Adrian Fisher lays out the complex and many-layered ways in which an over-abundance of white-tailed deer can alter local ecosystems beyond recognition and potentially beyond recovery. It is a worthy, science-based read.
I first realized this in a direct, experiential way while birding at a large, protected woodland habitat in Central Illinois. Like the local Des Plaines River Forest Preserve tracts, these woods ran along a relatively wild river, encompassing both bottomland and some upland forest habitats, together with patches of open prairie here and there.
What amazed me was how quickly and easily I encountered species I had never seen or heard in the Des Plaines River or nearby preserves: A mourning cloak butterfly. A weevil. An ebony jewelwing dragonfly. Abundant Culver’s root, Starry Campion, Canadian anemone and Jewel weed covering the forest floor. More indigo buntings than I could keep track of and, to top it all off, the daytime call of a barred owl. It was, simply enough, a richer natural environment.
Perhaps most significantly, I observed only one white tailed deer.
The tract, along the Mackinaw River, is actively managed by a dedicated staff and volunteers, through the removal of invasive underbrush and controlled burns.
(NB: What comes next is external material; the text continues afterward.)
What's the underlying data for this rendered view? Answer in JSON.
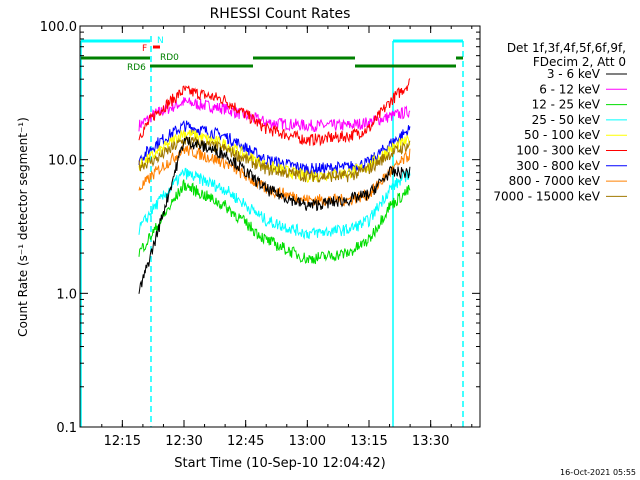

Significantly, the land mangers also allow seasonal deer hunting, once a year in the fall. The resulting diversity and abundance of woodland forbs in the understory was in striking contrast to most Cook County woods, where it is rare to find a healthy stand of spring ephemerals or almost any woodlands flowers not browsed to the ground. They are ideal forage for deer, and stand little chance when the latter become too numerous.
Neither do oak saplings, the mainstay of our local forests, and without which the forest as we know it cannot reproduce itself, transforming instead into something that can no longer support the many organisms that depend on oak trees for food and shelter. Fisher concludes:
What does recovery of woodlands take? Clearly, if at all possible, deer should be managed before tipping points are reached, because at that point recovery to anything resembling the prior state might actually be impossible, or only achievable with intensive human intervention. The basic prescription requires a reduced deer population for an extended period of time, coupled with replanting, reseeding, and control of non-native invasive plants. Yet, since ecological restoration can only arc with time’s arrow towards new states of dynamic equilibrium, there is no going back to what once was. The ecosystem will become, inevitably, something different from what it would have been had deer been kept at appropriate levels all along. In addition, global warming and climate disruption are already warping the patterns of relationships in local ecosystems, so it is difficult to accurately predict how our woodlands will behave in even the near future. Yet all climate change mitigation schemes rely on the existence of healthy natural areas. With careful, attentive management and care, a given landscape can recover a great deal of biodiversity, though composition and complexity will change as conditions change. So much depends on what we do, right here, right now.